Can London’s diversity give it the edge over Silicon Valley?

Can London’s diversity give it the edge over Silicon Valley?

It is widely considered that diversity is an important part of nurturing innovation. Research from Northwestern University’s Kellogg School of Management suggests that even if people from different backgrounds have exactly the same skills and knowledge, diverse teams may still do better than more homogeneous ones. Based on this premise, it is conceivable that London could have an edge over Silicon Valley, according to a recent survey, which suggests London’s diversity is considered an advantage.

In the survey of 150 of the 2,200-strong Tech London Advocates network of tech experts, business leaders and investors across London and from around the world, nearly half (48 percent) of those surveyed thought the city’s technology community was more diverse than San Francisco’s digital workforce.

Despite the global reputation of Silicon Valley, a third (33 percent) of London’s technology community believe it is now easier to recruit international digital talent to the British capital than the Bay Area. Whilst 42 percent predict San Francisco will remain the dominant location for digital talent, the growth of London’s technology sector is having an impact on international recruitment.

Russ Shaw, founder of Tech London Advocates (TLA), said, “The Bay Area [Silicon Valley] will always remain the global home of technology, but it is impossible to ignore the recent success of London’s tech hub. The creativity and diversity of London’s workforce is driving innovation and attracting talent, which may surprise many in Silicon Valley.”

He also draws on his experience of building the TLA network during 2015 in various major tech centers around the world. In an op-ed in CityAM, he comments, “This year I have attended and hosted events in Bangalore, Copenhagen, Berlin and New York all with a single purpose – to celebrate London’s thriving digital sector. Speaking to technology professionals abroad it is clear that London’s reputation is built on innovation, cultural openness and diversity.”

He adds that London’s diversity sparks ideas, welcomes new thinking and encourages competition. It is the perfect environment for the digital industry and has led to some of the most exciting tech startups in Europe. “In the growing global demand for digital skills and talent, a reputation for diversity must be nurtured. For years we have been struggling to find ways of competing with San Francisco’s digital dominance. Maybe the answer has been here all along.”

He added that the UK’s education system was central to the country’s ability to draw in international talent.
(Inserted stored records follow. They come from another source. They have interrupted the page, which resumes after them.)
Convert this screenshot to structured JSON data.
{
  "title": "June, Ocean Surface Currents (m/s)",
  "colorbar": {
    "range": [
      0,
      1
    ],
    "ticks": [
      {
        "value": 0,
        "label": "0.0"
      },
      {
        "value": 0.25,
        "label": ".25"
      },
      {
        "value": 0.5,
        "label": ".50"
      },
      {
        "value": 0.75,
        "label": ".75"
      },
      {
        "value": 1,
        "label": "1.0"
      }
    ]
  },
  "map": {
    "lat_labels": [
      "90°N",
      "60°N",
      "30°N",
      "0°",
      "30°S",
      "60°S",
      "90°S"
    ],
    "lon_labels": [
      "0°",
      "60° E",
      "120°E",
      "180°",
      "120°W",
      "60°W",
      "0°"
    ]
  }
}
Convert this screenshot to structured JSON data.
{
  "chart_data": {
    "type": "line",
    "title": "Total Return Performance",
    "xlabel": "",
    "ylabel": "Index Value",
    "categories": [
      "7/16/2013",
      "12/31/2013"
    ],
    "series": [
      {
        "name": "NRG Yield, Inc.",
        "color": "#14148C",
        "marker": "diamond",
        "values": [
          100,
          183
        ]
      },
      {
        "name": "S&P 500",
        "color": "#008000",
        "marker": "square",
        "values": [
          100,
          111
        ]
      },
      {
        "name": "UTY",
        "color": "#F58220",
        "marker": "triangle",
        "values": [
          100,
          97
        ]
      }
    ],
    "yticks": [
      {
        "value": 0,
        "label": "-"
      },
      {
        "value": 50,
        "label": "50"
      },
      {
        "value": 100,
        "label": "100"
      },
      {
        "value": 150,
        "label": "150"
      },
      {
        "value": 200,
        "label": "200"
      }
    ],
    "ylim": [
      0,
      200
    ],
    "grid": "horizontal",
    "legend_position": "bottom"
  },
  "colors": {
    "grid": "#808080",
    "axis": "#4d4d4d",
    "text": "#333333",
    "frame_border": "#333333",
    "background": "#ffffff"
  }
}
However he also said that serious problems remained around immigration legislation, the cost and availability of housing and offices and the looming threat of the UK’s exit from Europe.

The emphasis is on diversity being a crucial component of any digital community. Shaw also said, “International talent is driving growth and innovation in London’s digital tech hub, bringing complementary skills and unrivalled creativity to the industry. San Francisco still has the world’s largest tech scene, but London’s creativity and diversity means it will continue hot on the Bay Area’s heels.

Research backs up the case for diversity in innovation

A research paper from Northwestern University Kellogg School of Management, published last month (November 2015) by Willemien Ketsy and Alvaro Sandroni backs up the case for diversity to nurture innovation. It shows that while diverse groups experience more frictions than homogeneous ones, they are also less conformist. Homogeneous groups minimize the risk of miscoordination, but they may get stuck in an inefficient equilibrium.

It suggests that diverse groups may fail to coordinate, but if they do, they tend to attain efficiency. This fundamental tradeoff determines how the optimal level of diversity varies with social and economic factors.

What we can draw from this research is that when it is vitally important to avoid miscoordination, homogeneous groups are optimal. However, when it is critical to implement new ideas and innovation, diverse groups perform better. Hence the paper shows that there is a clear and compelling economic rationale for diversity even in the absence of skill complementarities or differences in information: diversity challenges conformity and stimulates the adoption of innovation.

We’ve seen how some of the growth of Silicon Valley in the past was triggered by diversity – with founders or inventors were immigrants or non-American. The diverse teams that were built created the innovative technologies that we take so much for granted today. If the London survey is anything to go by, then it is clear that London and potentially other cities may have a distinct edge over Silicon Valley in creating the innovative new startups and growth companies of tomorrow.